Ok, in the interest of full disclosure, I despise the network admin at work and today I think the final straw got loaded on to the proverbial camel's back.
I have been working in the IT field for nearly 15 years and have always used gpresult to identify and diagnose active directory policy issues. I have been engaged in a week long argument with our windows admin claiming that the GPO's are not applying to more than 400 machines we have. My claim is based on the fact that when I run a gpresult on any machine every policy returns "not applied (reason unknown)".
His response is "gpresult is not accurate, you have a corrupt profile."
Personally, I think I have a corrupt admin.
I open the floor for discussion
The comments above say it all.
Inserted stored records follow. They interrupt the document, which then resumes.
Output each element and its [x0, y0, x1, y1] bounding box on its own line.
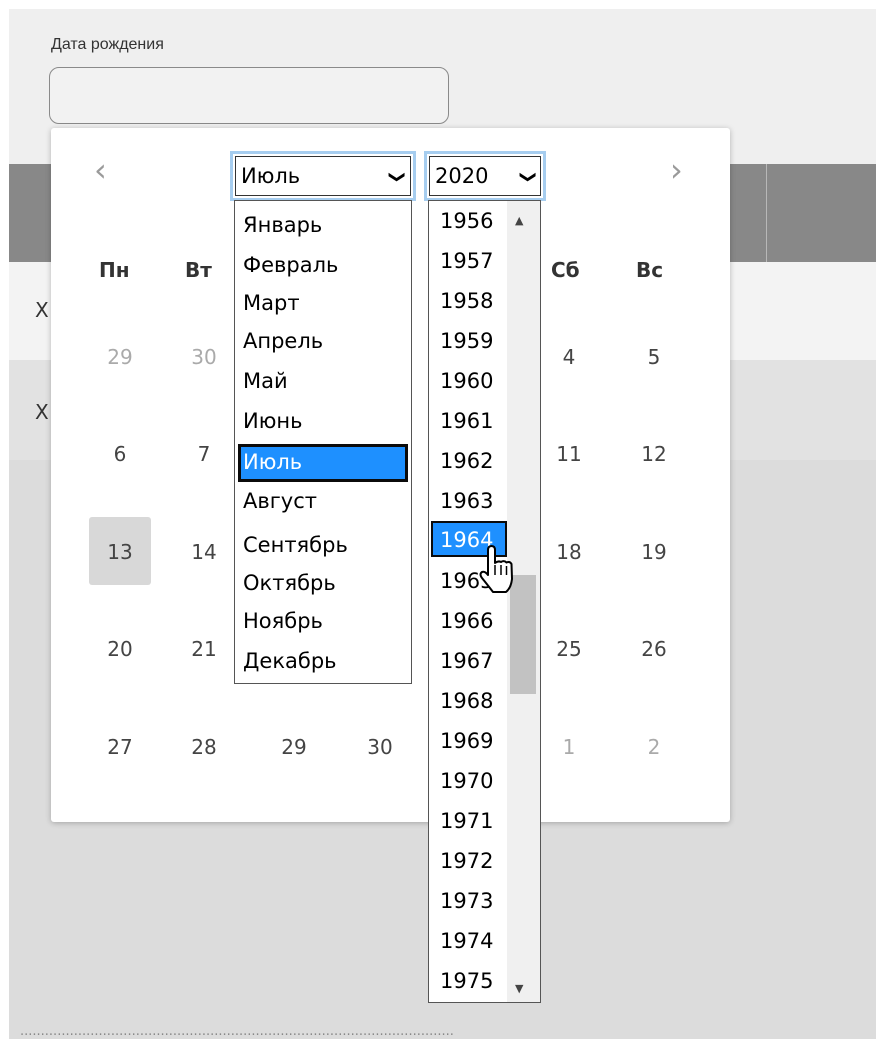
- weekday-mon: Пн: [99, 258, 130, 282]
- day-cell[interactable]: 29: [270, 732, 318, 762]
- day-cell[interactable]: 2: [630, 732, 678, 762]
- day-cell[interactable]: 14: [180, 537, 228, 567]
- day-cell[interactable]: 21: [180, 634, 228, 664]
- scroll-down-icon[interactable]: ▼: [515, 982, 523, 995]
- chevron-down-icon: ❯: [519, 170, 539, 184]
- chevron-down-icon: ❯: [388, 170, 408, 184]
- birth-date-input[interactable]: [49, 67, 449, 124]
- day-cell[interactable]: 7: [180, 439, 228, 469]
- day-cell[interactable]: 28: [180, 732, 228, 762]
- year-option[interactable]: 1971: [440, 807, 493, 835]
- day-cell-today[interactable]: 13: [96, 537, 144, 567]
- row-text: Х: [35, 298, 49, 322]
- day-cell[interactable]: 29: [96, 342, 144, 372]
- footer-text: ........................................…: [20, 1024, 454, 1039]
- day-cell[interactable]: 27: [96, 732, 144, 762]
- month-option[interactable]: Февраль: [243, 251, 338, 279]
- year-option[interactable]: 1962: [440, 447, 493, 475]
- year-option[interactable]: 1960: [440, 367, 493, 395]
- month-option[interactable]: Июнь: [243, 407, 303, 435]
- month-option[interactable]: Март: [243, 289, 300, 317]
- month-dropdown-list: Январь Февраль Март Апрель Май Июнь Июль…: [234, 200, 412, 684]
- year-option[interactable]: 1970: [440, 767, 493, 795]
- year-option[interactable]: 1958: [440, 287, 493, 315]
- day-cell[interactable]: 4: [545, 342, 593, 372]
- day-cell[interactable]: 25: [545, 634, 593, 664]
- month-select[interactable]: Июль ❯: [230, 151, 416, 201]
- day-cell[interactable]: 26: [630, 634, 678, 664]
- day-cell[interactable]: 5: [630, 342, 678, 372]
- year-option[interactable]: 1974: [440, 927, 493, 955]
- next-month-icon[interactable]: ›: [670, 150, 683, 190]
- day-cell[interactable]: 30: [356, 732, 404, 762]
- day-cell[interactable]: 12: [630, 439, 678, 469]
- year-option[interactable]: 1973: [440, 887, 493, 915]
- day-cell[interactable]: 1: [545, 732, 593, 762]
- hand-cursor-icon: [479, 545, 513, 593]
- year-option[interactable]: 1972: [440, 847, 493, 875]
- year-option[interactable]: 1961: [440, 407, 493, 435]
- year-option[interactable]: 1957: [440, 247, 493, 275]
- year-option[interactable]: 1968: [440, 687, 493, 715]
- weekday-sat: Сб: [551, 258, 580, 282]
- day-cell[interactable]: 18: [545, 537, 593, 567]
- year-select[interactable]: 2020 ❯: [424, 151, 546, 201]
- year-option[interactable]: 1959: [440, 327, 493, 355]
- day-cell[interactable]: 6: [96, 439, 144, 469]
- birth-date-label: Дата рождения: [51, 36, 164, 53]
- month-option[interactable]: Сентябрь: [243, 531, 348, 559]
- month-option[interactable]: Октябрь: [243, 569, 336, 597]
- day-cell[interactable]: 20: [96, 634, 144, 664]
- row-text: Х: [35, 400, 49, 424]
- year-option[interactable]: 1966: [440, 607, 493, 635]
- year-option[interactable]: 1975: [440, 967, 493, 995]
- year-select-value: 2020: [435, 164, 489, 188]
- table-header-separator: [766, 164, 767, 262]
- month-option[interactable]: Август: [243, 487, 317, 515]
- day-cell[interactable]: 30: [180, 342, 228, 372]
- year-option[interactable]: 1956: [440, 207, 493, 235]
- weekday-tue: Вт: [185, 258, 212, 282]
- scroll-up-icon[interactable]: ▲: [515, 214, 523, 227]
- weekday-sun: Вс: [636, 258, 664, 282]
- month-option[interactable]: Январь: [243, 211, 322, 239]
- day-cell[interactable]: 11: [545, 439, 593, 469]
- month-option-selected[interactable]: Июль: [243, 448, 302, 476]
- year-option[interactable]: 1967: [440, 647, 493, 675]
- month-option[interactable]: Ноябрь: [243, 607, 323, 635]
- month-option[interactable]: Май: [243, 367, 288, 395]
- month-option[interactable]: Декабрь: [243, 647, 337, 675]
- month-select-value: Июль: [241, 164, 301, 188]
- prev-month-icon[interactable]: ‹: [94, 150, 107, 190]
- year-option[interactable]: 1963: [440, 487, 493, 515]
- day-cell[interactable]: 19: [630, 537, 678, 567]
- year-option[interactable]: 1969: [440, 727, 493, 755]
- month-option[interactable]: Апрель: [243, 327, 323, 355]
I've not once heard about anyone complaining about the reliability/credibility of gpresult. Your admin should get a new ego.
Having spent entirely too much of my life for the past three weeks banging my head on GPO/Profile issues (only on the admin side), I felt some fear reading this question. Happily, we have no ERP deployment going so I feel safe whew.
Yes. About that. In my particular case, gpresult is returning the correct list of policies but they're not actually doing what they're supposed to. Evidence in the event-logs suggests they're attempting to apply but failing. This is what suggests a bad profile (specifically a badly created Default User profile, as these are computer-lab stations for students).
When a station can't even figure out what GPOs it needs to apply, it's usually pretty noisy about it in the event-logs. I had that happen a month ago, and it turned out that the workstation in question had the NetBIOS TCP/IP Helper service disabled. Another one managed to pick the one Domain Controller it couldn't get to. Both were diagnosed through event-log reading and some network diagnostics on the machine in question.
Well, your admin sounds like he is deflecting. I agree with everyone here. To answer your specific question, gpresult does not include local security policy. The RSOP MMC snap-in (
rsop.msc
) does include it since it is a nice fancy GUI, but I was disappointed when the HTML report did not include them. That stuff can be kind of important, and it was to me at the time. Made me look foolish when I was with a bunch of people and used it to "get the answer" when the employee in the know was out. I was convinced he had not applied any secpol customizations. FAIL!To answer your GPO problem: are these GPO's linked from one OU to another? Our SOP is for our "domain admins," since we are a very large IT department, to link them from the OU where they create different GPOs based on their target audience and with the appropriately locked-down permissions for admin group (staff, students, special projects, etc.). If you do not enable the linked GPO at the target OU level, it will obviously not apply. If this guy does not know his stuff, this sounds like an obvious way to make the policy not apply. Just right-click the linked OU at the target OU with
gpmc.msc
and click Enable (in case you are not familiar). Hope that helps.